The film starts in the sixties, when husband and mad inventor Christopher Walken and normal wife Sissy Spacek are in their house cleaning up after a dinner party. Walken has created a bomb shelter in case the "Commies" drop a nuke; he panics when he hears of possible bombs, and sticks himself and his wife in the underground bomb shelter. Unfortunately, the auto-locks on the underground shelter lock themselves after a jet-fighter from the sky lands on their home outside. Walken and the bomb shelter believe this to be a nuclear bomb, and so they are trapped down in the shelter for about thirty years because Walken programmed the locks not to release for thirty years...
Soon they have a child, and after thirty years, the child has grown into Brendan Fraser: an innocent, sixties-type man with sixties clothes, sixties haircut, sixties expressions...because he grew up in the bomb shelter, he's practically been living in the sixties for three decades.

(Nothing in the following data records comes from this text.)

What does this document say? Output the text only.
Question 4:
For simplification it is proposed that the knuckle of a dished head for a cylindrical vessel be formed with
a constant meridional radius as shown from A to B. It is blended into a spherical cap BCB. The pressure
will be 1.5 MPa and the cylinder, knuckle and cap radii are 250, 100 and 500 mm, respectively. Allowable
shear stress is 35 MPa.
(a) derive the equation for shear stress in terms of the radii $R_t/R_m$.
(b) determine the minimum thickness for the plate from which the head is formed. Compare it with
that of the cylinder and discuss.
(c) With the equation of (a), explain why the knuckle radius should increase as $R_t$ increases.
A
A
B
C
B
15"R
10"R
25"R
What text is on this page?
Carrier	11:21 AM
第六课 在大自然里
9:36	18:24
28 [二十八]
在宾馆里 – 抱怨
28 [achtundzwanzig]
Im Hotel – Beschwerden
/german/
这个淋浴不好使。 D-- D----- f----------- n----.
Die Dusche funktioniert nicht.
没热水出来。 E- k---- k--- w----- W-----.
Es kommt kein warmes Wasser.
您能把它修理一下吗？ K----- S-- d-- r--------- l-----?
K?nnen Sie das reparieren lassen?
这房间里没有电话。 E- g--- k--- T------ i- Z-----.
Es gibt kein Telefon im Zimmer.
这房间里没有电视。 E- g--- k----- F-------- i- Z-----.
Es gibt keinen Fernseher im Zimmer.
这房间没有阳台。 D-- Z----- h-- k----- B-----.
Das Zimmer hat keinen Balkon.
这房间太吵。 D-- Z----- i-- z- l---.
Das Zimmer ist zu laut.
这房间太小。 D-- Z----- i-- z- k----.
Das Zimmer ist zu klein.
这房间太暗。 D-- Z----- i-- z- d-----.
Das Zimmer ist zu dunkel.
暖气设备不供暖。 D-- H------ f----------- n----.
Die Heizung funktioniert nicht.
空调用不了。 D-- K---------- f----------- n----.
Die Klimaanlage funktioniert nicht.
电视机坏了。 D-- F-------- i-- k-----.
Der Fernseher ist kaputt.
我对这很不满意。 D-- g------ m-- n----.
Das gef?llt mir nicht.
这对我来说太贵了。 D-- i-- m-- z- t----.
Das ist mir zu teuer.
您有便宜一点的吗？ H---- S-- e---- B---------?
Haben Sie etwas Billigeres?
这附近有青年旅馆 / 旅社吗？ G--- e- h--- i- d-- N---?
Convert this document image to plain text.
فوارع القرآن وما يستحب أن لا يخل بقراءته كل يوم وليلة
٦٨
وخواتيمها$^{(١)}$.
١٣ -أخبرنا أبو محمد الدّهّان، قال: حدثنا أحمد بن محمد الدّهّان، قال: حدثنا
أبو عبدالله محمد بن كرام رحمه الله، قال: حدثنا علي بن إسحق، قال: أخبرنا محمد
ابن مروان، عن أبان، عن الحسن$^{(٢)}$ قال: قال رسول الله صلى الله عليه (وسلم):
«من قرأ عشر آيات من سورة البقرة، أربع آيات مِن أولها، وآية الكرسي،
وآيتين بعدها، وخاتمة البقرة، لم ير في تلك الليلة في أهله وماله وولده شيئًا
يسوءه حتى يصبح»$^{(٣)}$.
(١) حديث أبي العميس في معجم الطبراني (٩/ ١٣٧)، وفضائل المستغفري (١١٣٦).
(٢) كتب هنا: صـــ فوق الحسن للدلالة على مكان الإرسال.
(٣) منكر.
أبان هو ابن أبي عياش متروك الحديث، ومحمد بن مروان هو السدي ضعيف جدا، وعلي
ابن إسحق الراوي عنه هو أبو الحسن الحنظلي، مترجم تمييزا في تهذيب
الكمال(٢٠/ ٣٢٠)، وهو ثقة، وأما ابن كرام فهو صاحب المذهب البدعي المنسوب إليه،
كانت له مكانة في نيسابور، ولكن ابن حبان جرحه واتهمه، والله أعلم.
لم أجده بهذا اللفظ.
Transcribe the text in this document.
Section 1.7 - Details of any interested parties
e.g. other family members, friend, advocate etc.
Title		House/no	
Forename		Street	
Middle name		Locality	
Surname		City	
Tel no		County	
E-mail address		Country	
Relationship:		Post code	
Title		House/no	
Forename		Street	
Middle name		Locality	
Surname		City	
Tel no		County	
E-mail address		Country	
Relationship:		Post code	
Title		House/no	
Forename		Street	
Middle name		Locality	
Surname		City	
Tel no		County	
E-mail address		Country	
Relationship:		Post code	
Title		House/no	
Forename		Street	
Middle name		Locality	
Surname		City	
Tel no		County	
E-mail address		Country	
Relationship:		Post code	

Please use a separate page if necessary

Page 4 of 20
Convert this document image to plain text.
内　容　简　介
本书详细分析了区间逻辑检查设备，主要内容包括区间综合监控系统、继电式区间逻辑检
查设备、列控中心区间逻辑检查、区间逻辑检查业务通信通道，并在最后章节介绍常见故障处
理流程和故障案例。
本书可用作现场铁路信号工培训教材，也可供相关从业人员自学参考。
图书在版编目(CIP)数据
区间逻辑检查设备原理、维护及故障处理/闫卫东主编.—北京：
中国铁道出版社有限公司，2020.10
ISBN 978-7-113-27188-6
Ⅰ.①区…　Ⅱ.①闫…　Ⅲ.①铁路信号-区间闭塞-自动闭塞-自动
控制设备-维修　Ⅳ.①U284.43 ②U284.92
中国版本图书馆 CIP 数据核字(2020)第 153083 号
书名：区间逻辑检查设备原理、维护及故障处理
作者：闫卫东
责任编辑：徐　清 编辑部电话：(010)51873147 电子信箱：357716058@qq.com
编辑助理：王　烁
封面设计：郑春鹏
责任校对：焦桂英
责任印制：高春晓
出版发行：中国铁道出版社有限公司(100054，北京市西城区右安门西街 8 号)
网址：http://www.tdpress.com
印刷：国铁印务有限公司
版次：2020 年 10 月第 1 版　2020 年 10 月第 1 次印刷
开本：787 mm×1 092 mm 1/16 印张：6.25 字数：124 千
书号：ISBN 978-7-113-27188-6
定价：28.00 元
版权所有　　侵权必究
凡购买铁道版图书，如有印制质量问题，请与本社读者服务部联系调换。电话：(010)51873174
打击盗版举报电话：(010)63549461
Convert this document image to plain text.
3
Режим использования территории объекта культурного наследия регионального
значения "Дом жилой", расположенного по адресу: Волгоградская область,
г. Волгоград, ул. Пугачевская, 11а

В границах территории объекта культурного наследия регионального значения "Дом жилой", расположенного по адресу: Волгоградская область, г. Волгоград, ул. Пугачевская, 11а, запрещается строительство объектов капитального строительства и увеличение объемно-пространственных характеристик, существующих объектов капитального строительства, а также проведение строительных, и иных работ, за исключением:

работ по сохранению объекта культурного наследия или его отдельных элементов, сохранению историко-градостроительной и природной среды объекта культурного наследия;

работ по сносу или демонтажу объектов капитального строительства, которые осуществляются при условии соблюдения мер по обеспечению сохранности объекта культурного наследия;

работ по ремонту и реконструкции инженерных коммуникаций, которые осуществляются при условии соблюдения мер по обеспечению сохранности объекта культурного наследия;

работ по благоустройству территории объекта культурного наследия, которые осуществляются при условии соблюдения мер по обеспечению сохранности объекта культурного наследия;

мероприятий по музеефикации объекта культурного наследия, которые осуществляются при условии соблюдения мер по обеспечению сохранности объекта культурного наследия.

So when the locks finally unlock, Walken goes above ground to find the modern world--he believes it to be a post-apocalyptic modern-day earth. He rushes back underground and reports of how the world is to his unhappy wife. They decide to live underground forever. Unfortunately, they are almost out of food and supplies, because Walken only filled the shelter with enough material to last them thirty years. So Fraser volunteers to go up, get some supplies, then come back down.
And so the simple plot begins; the fish out of the water meets the modern-day girl (Alicia Silverstone, in this case) who shows him around the modern day earth. It's been done before: "Crocodile Dundee" rings a bell. But, like "Crocodile Dundee," "Blast From the Past" ranks as one of the best of its kind.
It has some great gags. And unlike some comedies where the gags are funny in the beginning but run out of steam towards the end, "Blast From the Past" is consistently sweet and funny; perhaps the best romantic comedy in a while (close to the greatness of 1997's "As Good As it Gets").
"Blast From the Past" runs like a film from the sixties--the humor is classy, not crude. There aren't as many sex gags as there could have been, and I'm thankful for that. "Kids in the Hall" star Dave Foley plays a gay man who Fraser mistakes to be happy, but that's just about the most sexually-suggestive the film gets.
Fraser blends the perfect sense of innocent and childish-sweetness to make his character very likable.
Alicia Silverstone adds the right touch of modern-day toughness to her role as a woman doesn't know what to expect when she meets a man that truly has good intentions and is not a creep.
Christopher Walken is one of my favorite supporting actors, and he does just as good as always here, as does Sissy Spacek.
So, yes, it's been done before, but in recent times, not nearly as sweet or funny as "Blast from the Past."